Katherine Eisen ’12 made the case for an abstract etching by Iraqi-born Ahmed Alsoudani. “We think it’s probably a distorted human face,” she said of the 2008 untitled work, noting the “chaotic and violent” mood. “He is reacting to the horrors of war.” She said it might be a self-portrait, one that would complement the Dream and Lie of Franco etchings by Picasso and The Ravages of War print series by Goya, both in the Mead’s collection. “This is a good chance to get the next Picasso before he moves out of our price range,” Eisen concluded.

The board posed questions: What courses could make use of the print? “Because this is Amherst, we do have a class entitled, ‘War,’” Eisen said. How many prints were made? It’s the sixth impression out of 30.

Timothy Clark ’12 argued in favor of Gideon Bok’s Wingate Studios with Aldo’s Press #2, No Sleep till Hinsdale (2008), an etching and aquatint about the collaboration between artist and printer as time passes in the studio. With hollow and ghost-like figures, Clark said, the piece exemplifies Bok’s style. Clark suggested it as part of an exhibition featuring Thomas Cole’s The Past and The Present, owned by the Mead.

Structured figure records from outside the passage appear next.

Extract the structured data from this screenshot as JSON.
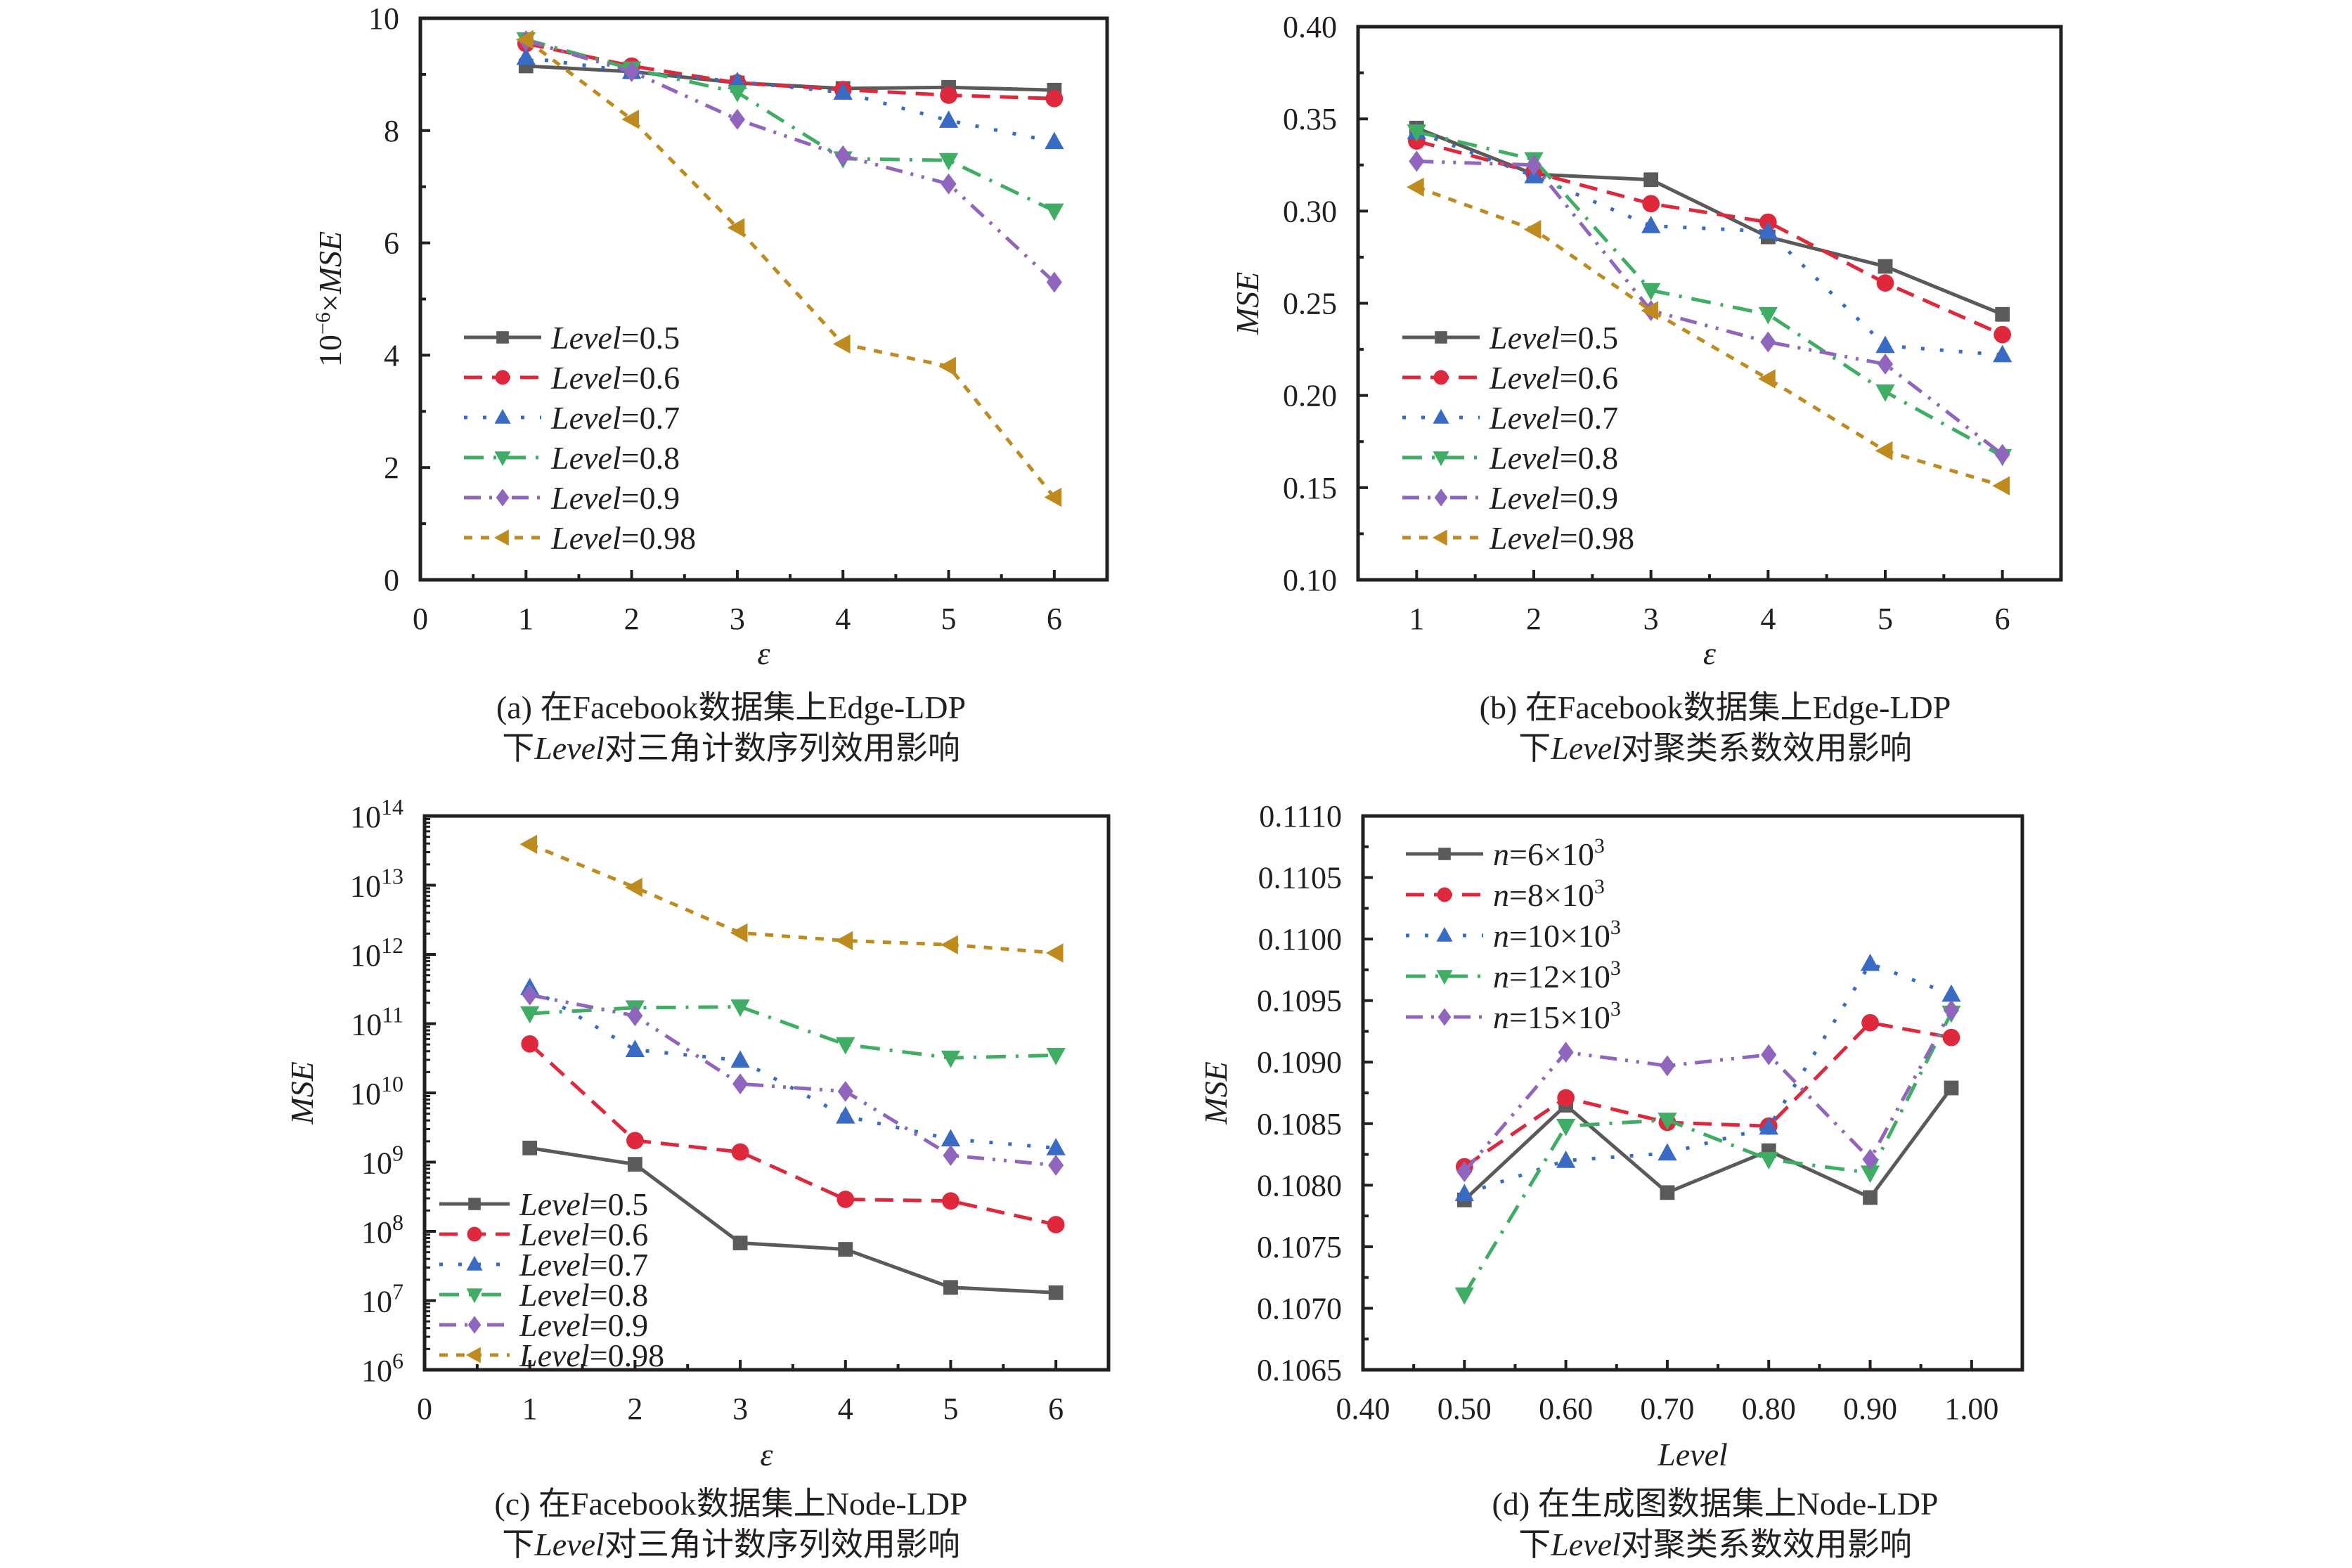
{
  "chart_data": [
    {
      "id": "a",
      "type": "line",
      "yscale": "linear",
      "caption_line1": "(a)  在Facebook数据集上Edge-LDP",
      "caption_line2_prefix": "下",
      "caption_line2_italic": "Level",
      "caption_line2_suffix": "对三角计数序列效用影响",
      "xlabel": "ε",
      "ylabel_prefix": "10",
      "ylabel_sup": "−6",
      "ylabel_suffix": "×",
      "ylabel_italic": "MSE",
      "xlim": [
        0,
        6.5
      ],
      "ylim": [
        0,
        10
      ],
      "xticks": [
        0,
        1,
        2,
        3,
        4,
        5,
        6
      ],
      "xtick_labels": [
        "0",
        "1",
        "2",
        "3",
        "4",
        "5",
        "6"
      ],
      "yticks": [
        0,
        2,
        4,
        6,
        8,
        10
      ],
      "ytick_labels": [
        "0",
        "2",
        "4",
        "6",
        "8",
        "10"
      ],
      "legend_position": "lower-left",
      "x": [
        1,
        2,
        3,
        4,
        5,
        6
      ],
      "series": [
        {
          "name": "Level=0.5",
          "label_italic": "Level",
          "label_rest": "=0.5",
          "color": "#5a5a5a",
          "marker": "square",
          "dash": "",
          "values": [
            9.15,
            9.05,
            8.85,
            8.75,
            8.77,
            8.72
          ]
        },
        {
          "name": "Level=0.6",
          "label_italic": "Level",
          "label_rest": "=0.6",
          "color": "#e0283c",
          "marker": "circle",
          "dash": "26 14",
          "values": [
            9.55,
            9.15,
            8.85,
            8.73,
            8.63,
            8.57
          ]
        },
        {
          "name": "Level=0.7",
          "label_italic": "Level",
          "label_rest": "=0.7",
          "color": "#3a6bc4",
          "marker": "triangle-up",
          "dash": "5 22",
          "values": [
            9.3,
            9.05,
            8.87,
            8.68,
            8.18,
            7.8
          ]
        },
        {
          "name": "Level=0.8",
          "label_italic": "Level",
          "label_rest": "=0.8",
          "color": "#3fae64",
          "marker": "triangle-down",
          "dash": "28 14 4 14",
          "values": [
            9.62,
            9.1,
            8.68,
            7.5,
            7.47,
            6.57
          ]
        },
        {
          "name": "Level=0.9",
          "label_italic": "Level",
          "label_rest": "=0.9",
          "color": "#8f65bd",
          "marker": "diamond",
          "dash": "24 12 4 12 4 12",
          "values": [
            9.6,
            9.05,
            8.2,
            7.55,
            7.05,
            5.3
          ]
        },
        {
          "name": "Level=0.98",
          "label_italic": "Level",
          "label_rest": "=0.98",
          "color": "#bf8b1e",
          "marker": "triangle-left",
          "dash": "12 12",
          "values": [
            9.62,
            8.2,
            6.27,
            4.2,
            3.8,
            1.47
          ]
        }
      ]
    },
    {
      "id": "b",
      "type": "line",
      "yscale": "linear",
      "caption_line1": "(b)  在Facebook数据集上Edge-LDP",
      "caption_line2_prefix": "下",
      "caption_line2_italic": "Level",
      "caption_line2_suffix": "对聚类系数效用影响",
      "xlabel": "ε",
      "ylabel_prefix": "",
      "ylabel_sup": "",
      "ylabel_suffix": "",
      "ylabel_italic": "MSE",
      "xlim": [
        0.5,
        6.5
      ],
      "ylim": [
        0.1,
        0.4
      ],
      "xticks": [
        1,
        2,
        3,
        4,
        5,
        6
      ],
      "xtick_labels": [
        "1",
        "2",
        "3",
        "4",
        "5",
        "6"
      ],
      "yticks": [
        0.1,
        0.15,
        0.2,
        0.25,
        0.3,
        0.35,
        0.4
      ],
      "ytick_labels": [
        "0.10",
        "0.15",
        "0.20",
        "0.25",
        "0.30",
        "0.35",
        "0.40"
      ],
      "legend_position": "lower-left",
      "x": [
        1,
        2,
        3,
        4,
        5,
        6
      ],
      "series": [
        {
          "name": "Level=0.5",
          "label_italic": "Level",
          "label_rest": "=0.5",
          "color": "#5a5a5a",
          "marker": "square",
          "dash": "",
          "values": [
            0.345,
            0.32,
            0.317,
            0.286,
            0.27,
            0.244
          ]
        },
        {
          "name": "Level=0.6",
          "label_italic": "Level",
          "label_rest": "=0.6",
          "color": "#e0283c",
          "marker": "circle",
          "dash": "26 14",
          "values": [
            0.338,
            0.321,
            0.304,
            0.294,
            0.261,
            0.233
          ]
        },
        {
          "name": "Level=0.7",
          "label_italic": "Level",
          "label_rest": "=0.7",
          "color": "#3a6bc4",
          "marker": "triangle-up",
          "dash": "5 22",
          "values": [
            0.343,
            0.319,
            0.292,
            0.289,
            0.227,
            0.222
          ]
        },
        {
          "name": "Level=0.8",
          "label_italic": "Level",
          "label_rest": "=0.8",
          "color": "#3fae64",
          "marker": "triangle-down",
          "dash": "28 14 4 14",
          "values": [
            0.343,
            0.328,
            0.257,
            0.244,
            0.202,
            0.167
          ]
        },
        {
          "name": "Level=0.9",
          "label_italic": "Level",
          "label_rest": "=0.9",
          "color": "#8f65bd",
          "marker": "diamond",
          "dash": "24 12 4 12 4 12",
          "values": [
            0.327,
            0.325,
            0.246,
            0.229,
            0.217,
            0.168
          ]
        },
        {
          "name": "Level=0.98",
          "label_italic": "Level",
          "label_rest": "=0.98",
          "color": "#bf8b1e",
          "marker": "triangle-left",
          "dash": "12 12",
          "values": [
            0.313,
            0.29,
            0.246,
            0.209,
            0.17,
            0.151
          ]
        }
      ]
    },
    {
      "id": "c",
      "type": "line",
      "yscale": "log",
      "caption_line1": "(c)  在Facebook数据集上Node-LDP",
      "caption_line2_prefix": "下",
      "caption_line2_italic": "Level",
      "caption_line2_suffix": "对三角计数序列效用影响",
      "xlabel": "ε",
      "ylabel_prefix": "",
      "ylabel_sup": "",
      "ylabel_suffix": "",
      "ylabel_italic": "MSE",
      "xlim": [
        0,
        6.5
      ],
      "ylim": [
        1000000.0,
        100000000000000.0
      ],
      "xticks": [
        0,
        1,
        2,
        3,
        4,
        5,
        6
      ],
      "xtick_labels": [
        "0",
        "1",
        "2",
        "3",
        "4",
        "5",
        "6"
      ],
      "yticks_exp": [
        6,
        7,
        8,
        9,
        10,
        11,
        12,
        13,
        14
      ],
      "ytick_base": "10",
      "legend_position": "lower-left",
      "x": [
        1,
        2,
        3,
        4,
        5,
        6
      ],
      "series": [
        {
          "name": "Level=0.5",
          "label_italic": "Level",
          "label_rest": "=0.5",
          "color": "#5a5a5a",
          "marker": "square",
          "dash": "",
          "values": [
            1600000000.0,
            930000000.0,
            68000000.0,
            55000000.0,
            15500000.0,
            13000000.0
          ]
        },
        {
          "name": "Level=0.6",
          "label_italic": "Level",
          "label_rest": "=0.6",
          "color": "#e0283c",
          "marker": "circle",
          "dash": "26 14",
          "values": [
            51000000000.0,
            2050000000.0,
            1400000000.0,
            290000000.0,
            275000000.0,
            125000000.0
          ]
        },
        {
          "name": "Level=0.7",
          "label_italic": "Level",
          "label_rest": "=0.7",
          "color": "#3a6bc4",
          "marker": "triangle-up",
          "dash": "5 22",
          "values": [
            330000000000.0,
            42000000000.0,
            29500000000.0,
            4600000000.0,
            2150000000.0,
            1600000000.0
          ]
        },
        {
          "name": "Level=0.8",
          "label_italic": "Level",
          "label_rest": "=0.8",
          "color": "#3fae64",
          "marker": "triangle-down",
          "dash": "28 14 4 14",
          "values": [
            140000000000.0,
            170000000000.0,
            175000000000.0,
            50000000000.0,
            32000000000.0,
            35000000000.0
          ]
        },
        {
          "name": "Level=0.9",
          "label_italic": "Level",
          "label_rest": "=0.9",
          "color": "#8f65bd",
          "marker": "diamond",
          "dash": "24 12 4 12 4 12",
          "values": [
            260000000000.0,
            130000000000.0,
            13500000000.0,
            10500000000.0,
            1250000000.0,
            900000000.0
          ]
        },
        {
          "name": "Level=0.98",
          "label_italic": "Level",
          "label_rest": "=0.98",
          "color": "#bf8b1e",
          "marker": "triangle-left",
          "dash": "12 12",
          "values": [
            39000000000000.0,
            9300000000000.0,
            2050000000000.0,
            1580000000000.0,
            1380000000000.0,
            1050000000000.0
          ]
        }
      ]
    },
    {
      "id": "d",
      "type": "line",
      "yscale": "linear",
      "caption_line1": "(d)  在生成图数据集上Node-LDP",
      "caption_line2_prefix": "下",
      "caption_line2_italic": "Level",
      "caption_line2_suffix": "对聚类系数效用影响",
      "xlabel": "Level",
      "xlabel_italic": true,
      "ylabel_prefix": "",
      "ylabel_sup": "",
      "ylabel_suffix": "",
      "ylabel_italic": "MSE",
      "xlim": [
        0.4,
        1.05
      ],
      "ylim": [
        0.1065,
        0.111
      ],
      "xticks": [
        0.4,
        0.5,
        0.6,
        0.7,
        0.8,
        0.9,
        1.0
      ],
      "xtick_labels": [
        "0.40",
        "0.50",
        "0.60",
        "0.70",
        "0.80",
        "0.90",
        "1.00"
      ],
      "yticks": [
        0.1065,
        0.107,
        0.1075,
        0.108,
        0.1085,
        0.109,
        0.1095,
        0.11,
        0.1105,
        0.111
      ],
      "ytick_labels": [
        "0.1065",
        "0.1070",
        "0.1075",
        "0.1080",
        "0.1085",
        "0.1090",
        "0.1095",
        "0.1100",
        "0.1105",
        "0.1110"
      ],
      "legend_position": "top-left",
      "x": [
        0.5,
        0.6,
        0.7,
        0.8,
        0.9,
        0.98
      ],
      "series": [
        {
          "name": "n=6×10^3",
          "label_italic": "n",
          "label_rest": "=6×10",
          "label_sup": "3",
          "color": "#5a5a5a",
          "marker": "square",
          "dash": "",
          "values": [
            0.10788,
            0.10865,
            0.10794,
            0.10828,
            0.1079,
            0.10879
          ]
        },
        {
          "name": "n=8×10^3",
          "label_italic": "n",
          "label_rest": "=8×10",
          "label_sup": "3",
          "color": "#e0283c",
          "marker": "circle",
          "dash": "26 14",
          "values": [
            0.10815,
            0.10871,
            0.10851,
            0.10848,
            0.10932,
            0.1092
          ]
        },
        {
          "name": "n=10×10^3",
          "label_italic": "n",
          "label_rest": "=10×10",
          "label_sup": "3",
          "color": "#3a6bc4",
          "marker": "triangle-up",
          "dash": "5 22",
          "values": [
            0.10793,
            0.1082,
            0.10826,
            0.10847,
            0.1098,
            0.10955
          ]
        },
        {
          "name": "n=12×10^3",
          "label_italic": "n",
          "label_rest": "=12×10",
          "label_sup": "3",
          "color": "#3fae64",
          "marker": "triangle-down",
          "dash": "28 14 4 14",
          "values": [
            0.10711,
            0.10848,
            0.10853,
            0.10821,
            0.1081,
            0.1094
          ]
        },
        {
          "name": "n=15×10^3",
          "label_italic": "n",
          "label_rest": "=15×10",
          "label_sup": "3",
          "color": "#8f65bd",
          "marker": "diamond",
          "dash": "24 12 4 12 4 12",
          "values": [
            0.10811,
            0.10908,
            0.10897,
            0.10906,
            0.10821,
            0.10942
          ]
        }
      ]
    }
  ]
}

Barker asked, “What classes outside the art department could use this?” Chemistry courses might take interest in printmaking as a chemical process, the students said, and American studies has offerings on material culture and New England history. Also, Bok is a Hampshire College alumnus who might be willing to lecture on the piece.

Margaret Tato ’09 presented Garlic Scapes (2008), a silvery, monochromatic print by Richard Ryan that pays homage to 16th- and 17th-century Flemish still lifes. With its “smoky and elusive” grays, Tato said, the work is a strong example of the sugarlift technique—and would be the only such example in the Five Colleges. She argued that Garlic Scapes would help students learn about the evolution of sugarlift and that it would enhance exhibitions on vases, plants in art and pieces in black, white and gray.

Barker sent the students out of earshot, and the board quickly narrowed the candidates to two: the Alsoudani and the Bok. (The Ryan is a “technical marvel,” they agreed, but its light colors might disappear on the wall.) Barker described the Bok as “local in many ways” and said philosophy courses might use it to explore memory and time. Nick Clark praised the “aesthetic merit” of the Alsoudani and said the Bok would resonate with Trinkett. “I’m torn between the two,” he admitted.

A consensus reached, Barker called the docents back to the room and delivered the verdict: Bok’s work, linked to
a long history of printmaking from Rembrandt to the present, would be the inaugural student acquisition.

“Also,” Barker announced, “I have unexpected good news to share: We’ve had a very generous offer to purchase the Alsoudani as a gift to the Mead Art Museum. So that will enter the collection as well.”
 
The students cheered. The surprise donor, Nick Clark, smiled.

“I did it,” he said later, “because I was so impressed with those kids.”